Reporting to the Pensions Regulator
  • Flexible approach: The Pensions Regulator's 9 April update "COVID-19: an update on reporting duties and enforcement activity (9 April)" outlines its more flexible approach to reporting requirements and enforcement in some areas. With some exceptions noted in the update, if a breach will be rectified within a short timeframe (not more than three months) and it does not have a negative impact on savers, there is no need to report. The Regulator will take decisions about whether to take regulatory action on a case-by-case basis. "Notifiable events" under the Pensions Act 2004 still need to be reported.

  • DC chair's statements: Here, the Regulator has no enforcement discretion under the regulations but it says "we will continue to impose fines if schemes don't comply with this requirement. However, to ease the burden for schemes, we will not issue penalty notices before 30 June 2020. … We will not be reviewing any chair's statements we receive, for example through master trust submissions or via annual reports and accounts, before 30 June 2020. Any such statements will be returned unread, and not reviewed. This should not be taken as any indication that the statement in question complies with the requirements."

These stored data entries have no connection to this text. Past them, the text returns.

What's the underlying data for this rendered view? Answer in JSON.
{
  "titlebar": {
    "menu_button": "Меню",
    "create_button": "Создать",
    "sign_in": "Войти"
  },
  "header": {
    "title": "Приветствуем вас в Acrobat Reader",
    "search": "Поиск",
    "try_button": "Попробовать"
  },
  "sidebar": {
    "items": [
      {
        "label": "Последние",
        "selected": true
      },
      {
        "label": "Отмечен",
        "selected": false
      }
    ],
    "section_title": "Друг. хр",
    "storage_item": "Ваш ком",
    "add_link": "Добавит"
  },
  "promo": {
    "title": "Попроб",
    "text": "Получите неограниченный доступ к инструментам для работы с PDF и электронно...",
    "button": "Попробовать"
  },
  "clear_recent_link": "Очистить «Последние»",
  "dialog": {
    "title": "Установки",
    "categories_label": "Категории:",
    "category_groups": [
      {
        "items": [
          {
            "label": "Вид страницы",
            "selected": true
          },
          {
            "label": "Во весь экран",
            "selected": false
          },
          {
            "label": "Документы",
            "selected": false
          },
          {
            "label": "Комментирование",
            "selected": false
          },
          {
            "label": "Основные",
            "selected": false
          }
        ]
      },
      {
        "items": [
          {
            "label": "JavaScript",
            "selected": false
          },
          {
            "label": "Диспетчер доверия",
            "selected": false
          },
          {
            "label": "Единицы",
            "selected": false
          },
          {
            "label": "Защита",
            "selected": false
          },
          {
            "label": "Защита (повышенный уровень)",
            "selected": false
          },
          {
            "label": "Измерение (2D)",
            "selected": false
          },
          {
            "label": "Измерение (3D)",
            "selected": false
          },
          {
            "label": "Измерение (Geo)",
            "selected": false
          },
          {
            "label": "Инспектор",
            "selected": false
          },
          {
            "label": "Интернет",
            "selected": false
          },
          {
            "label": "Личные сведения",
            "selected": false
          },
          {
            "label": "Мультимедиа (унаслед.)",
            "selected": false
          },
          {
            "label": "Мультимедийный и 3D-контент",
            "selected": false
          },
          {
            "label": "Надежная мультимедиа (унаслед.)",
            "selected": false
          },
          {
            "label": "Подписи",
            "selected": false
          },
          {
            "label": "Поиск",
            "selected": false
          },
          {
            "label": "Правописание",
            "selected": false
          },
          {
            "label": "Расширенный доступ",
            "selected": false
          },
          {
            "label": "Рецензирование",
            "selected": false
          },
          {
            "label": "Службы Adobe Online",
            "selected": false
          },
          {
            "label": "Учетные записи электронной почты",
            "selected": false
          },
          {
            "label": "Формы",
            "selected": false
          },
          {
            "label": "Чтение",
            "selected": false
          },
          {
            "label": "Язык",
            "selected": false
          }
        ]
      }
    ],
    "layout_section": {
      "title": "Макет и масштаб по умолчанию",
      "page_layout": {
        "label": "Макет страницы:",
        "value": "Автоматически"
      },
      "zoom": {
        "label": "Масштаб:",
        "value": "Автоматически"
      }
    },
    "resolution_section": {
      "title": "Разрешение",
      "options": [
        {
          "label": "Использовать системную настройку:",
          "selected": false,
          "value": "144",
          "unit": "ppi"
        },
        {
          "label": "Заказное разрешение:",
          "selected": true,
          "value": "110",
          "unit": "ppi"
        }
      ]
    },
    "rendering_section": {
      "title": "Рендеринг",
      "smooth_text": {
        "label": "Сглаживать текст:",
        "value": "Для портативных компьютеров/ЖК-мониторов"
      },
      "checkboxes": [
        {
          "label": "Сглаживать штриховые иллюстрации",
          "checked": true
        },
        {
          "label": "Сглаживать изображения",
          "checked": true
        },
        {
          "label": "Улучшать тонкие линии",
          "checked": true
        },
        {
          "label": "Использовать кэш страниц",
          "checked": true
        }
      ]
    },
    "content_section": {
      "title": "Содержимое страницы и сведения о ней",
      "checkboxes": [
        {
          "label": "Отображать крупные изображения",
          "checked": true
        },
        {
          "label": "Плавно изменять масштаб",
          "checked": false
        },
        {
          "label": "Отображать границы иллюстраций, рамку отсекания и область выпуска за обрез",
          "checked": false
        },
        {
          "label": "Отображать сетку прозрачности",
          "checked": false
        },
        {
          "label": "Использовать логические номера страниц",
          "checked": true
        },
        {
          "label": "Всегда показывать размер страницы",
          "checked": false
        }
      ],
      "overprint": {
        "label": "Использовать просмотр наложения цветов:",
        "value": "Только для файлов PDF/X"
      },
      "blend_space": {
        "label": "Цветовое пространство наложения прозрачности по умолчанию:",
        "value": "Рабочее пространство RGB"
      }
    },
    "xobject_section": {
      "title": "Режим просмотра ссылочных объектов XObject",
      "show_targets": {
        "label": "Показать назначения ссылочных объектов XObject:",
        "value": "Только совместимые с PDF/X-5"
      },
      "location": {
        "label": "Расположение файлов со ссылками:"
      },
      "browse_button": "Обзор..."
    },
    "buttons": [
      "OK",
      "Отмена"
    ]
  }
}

Pension Protection Fund considerations (DB schemes)
  • Possible employer insolvency: The PPF has a publication "Contingency planning for employer insolvency: Important areas for trustees' action". Are you as ready as you could be for the possibility of the scheme sponsor undergoing an insolvency procedure and the scheme entering PPF assessment?

  • Contingent asset certification: With regard to the 31 March 2020 contingent asset certification/recertification deadline, the PPF announced that it would no longer accept any hard copy documentation: there were alternative arrangements for soft copy submission.